Try your experiments on something else. In soldering, for instance, solder pieces of brass together until you learn to make a joint.
Don't try your experiments on your model, or you will grow discouraged before you are half through.
A word more about soldering.
Do not touch the metal with the soldering-iron and then take it away. You might be able to solder in that way but the joint would not hold, but fall apart at the first pressure or slight blow.
Soldering on the best work should be used very seldom, and all the fastenings should be either done by riveting, screwing or brazing, and it is hardly necessary to remark that no part of a boiler should be soldered which comes in contact with the flame of the lamp or furnace.
Brazing had better not be attempted by any boy who has not been practically taught the art, unless it be on small joints.
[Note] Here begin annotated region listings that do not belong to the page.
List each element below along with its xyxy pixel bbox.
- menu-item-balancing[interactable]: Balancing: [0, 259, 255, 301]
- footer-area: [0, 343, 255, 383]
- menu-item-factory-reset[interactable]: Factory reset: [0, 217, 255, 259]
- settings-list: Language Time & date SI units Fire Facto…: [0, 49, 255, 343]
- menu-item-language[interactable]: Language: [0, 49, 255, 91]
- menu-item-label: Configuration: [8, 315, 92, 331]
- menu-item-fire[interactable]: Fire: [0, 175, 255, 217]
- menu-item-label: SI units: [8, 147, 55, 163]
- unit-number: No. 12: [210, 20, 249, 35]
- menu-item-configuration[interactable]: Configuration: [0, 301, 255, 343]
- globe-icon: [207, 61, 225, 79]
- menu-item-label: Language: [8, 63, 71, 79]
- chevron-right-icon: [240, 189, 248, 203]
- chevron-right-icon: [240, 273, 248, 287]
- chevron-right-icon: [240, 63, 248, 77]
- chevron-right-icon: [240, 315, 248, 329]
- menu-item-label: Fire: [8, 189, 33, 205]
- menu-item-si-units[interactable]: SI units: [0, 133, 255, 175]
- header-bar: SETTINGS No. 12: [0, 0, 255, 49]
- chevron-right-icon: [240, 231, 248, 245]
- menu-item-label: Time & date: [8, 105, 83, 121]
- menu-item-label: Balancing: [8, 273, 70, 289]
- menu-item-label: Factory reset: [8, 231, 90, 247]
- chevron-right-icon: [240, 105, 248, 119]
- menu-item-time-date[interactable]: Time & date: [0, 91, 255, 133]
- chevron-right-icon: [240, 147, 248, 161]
To braze the seams of a model boiler would require a forge fire, or a very powerful gas blast—too expensive for the amateur. Small things such as a broken slide valve, rod, etc., can be brazed by using a gas blowpipe.
This will cost but little to make, and as it will be useful, we explain. See Fig. 1.
To make a blowpipe such as is pictured in Fig. 1, first get a small piece of brass tube, A, of about half an inch diameter, and 5 inches long. Drill a hole at 2 inches from one end, and insert a piece of gas pipe, B, soldering it in place.
Now take a glass tube a quarter of an inch in diameter and 7 inches long, hold one end in a gas flame, and when red-hot draw it out to a fine point, then file round and break off the tip, leaving a small hole.
Now take a sound cork and squeeze it into the tube A as at C, drill a quarter inch hole through its center, insert the glass tube D, and the blow pipe is finished.
To use it you connect the pipe B with a gas bracket by means of a rubber tube, and attach the glass tube D to a pair of bellows by means of another piece of rubber tubing. The bellows should have an air-bag attached. Otherwise you will have a jerky, uncertain flame.
When you want to braze any article, bind the parts together with some very fine brass wire and cover with a little powdered borax and water; then lay the article on a piece of charcoal, and if it is necessary to preserve the temper of the steel you are about brazing, cut a potato in half and push each end of the steel rod into the halves, which will keep the temperature from getting too high.
Then turn on the gas and start your blow pipe, at the same time working the bellows with your foot, and by either pushing in the glass tube D, or drawing it slightly out, you can regulate the shape of the flame as required.